Comece a pronunciá-la com adoração
e amor. Apegue-se a ela. Repita-a devagar,
suave e silenciosamente até que o
mantra seja conteúdo da sua respiração
e circule pelas suas veias e artérias.
A oração de Jesus ou Oração do
Coração é o tema do belíssimo livro
chamado “Relatos de um Peregrino
Russo”, em que um peregrino se pergunta
qual é o significado da exortação
do Apóstolo Paulo: “Orai sem
Cessar” (I Ts 5:17), e então, dedica sua
vida a encontrar o significado.
Na compra deste livro, recomendo
a Edição da Editora Vozes. (Livraria
Diocesana).
5 - O Caminho é Cristo
Não existe outro caminho de oração
cristã senão Cristo.
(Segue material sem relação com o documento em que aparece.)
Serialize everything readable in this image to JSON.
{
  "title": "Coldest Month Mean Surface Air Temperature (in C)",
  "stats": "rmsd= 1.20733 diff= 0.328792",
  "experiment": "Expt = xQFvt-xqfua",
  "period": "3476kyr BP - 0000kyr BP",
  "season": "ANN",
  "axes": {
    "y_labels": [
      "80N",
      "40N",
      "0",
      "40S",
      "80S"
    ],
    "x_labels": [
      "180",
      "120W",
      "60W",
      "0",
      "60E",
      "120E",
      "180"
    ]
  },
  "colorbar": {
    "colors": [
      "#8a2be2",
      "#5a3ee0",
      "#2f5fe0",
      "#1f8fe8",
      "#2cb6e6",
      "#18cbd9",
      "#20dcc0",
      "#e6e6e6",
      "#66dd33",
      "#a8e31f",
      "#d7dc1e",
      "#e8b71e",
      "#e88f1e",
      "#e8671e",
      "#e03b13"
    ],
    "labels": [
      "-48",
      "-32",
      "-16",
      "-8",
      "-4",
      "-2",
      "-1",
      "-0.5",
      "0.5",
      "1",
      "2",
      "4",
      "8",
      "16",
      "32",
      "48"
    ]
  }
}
Seja a nossa
oração comunitária ou pessoal, vocal
ou interior, ela só tem acesso ao Pai
se orarmos “em nome de Jesus”. A santa
humildade de Jesus é, portanto, o
caminho pelo qual o Espírito Santo
nos ensina a Orar a Deus, nosso Pai.
(CIC 2664).
***
Para aprofundar no tema:
ANÔNIMO do Século XIX. Relatos de
um peregrino russo. Petrópolis: Edit
Vozes, 2013.
PAGOLA, José Antônio. Jesus. Aproximação
histórica. Petrópolis: Vozes,
2010.
Os Salmos (psaltérion). “Os salmos são como o vento: aprende a respirá-lo profundamente” (Adolfo. Schokel, biblista).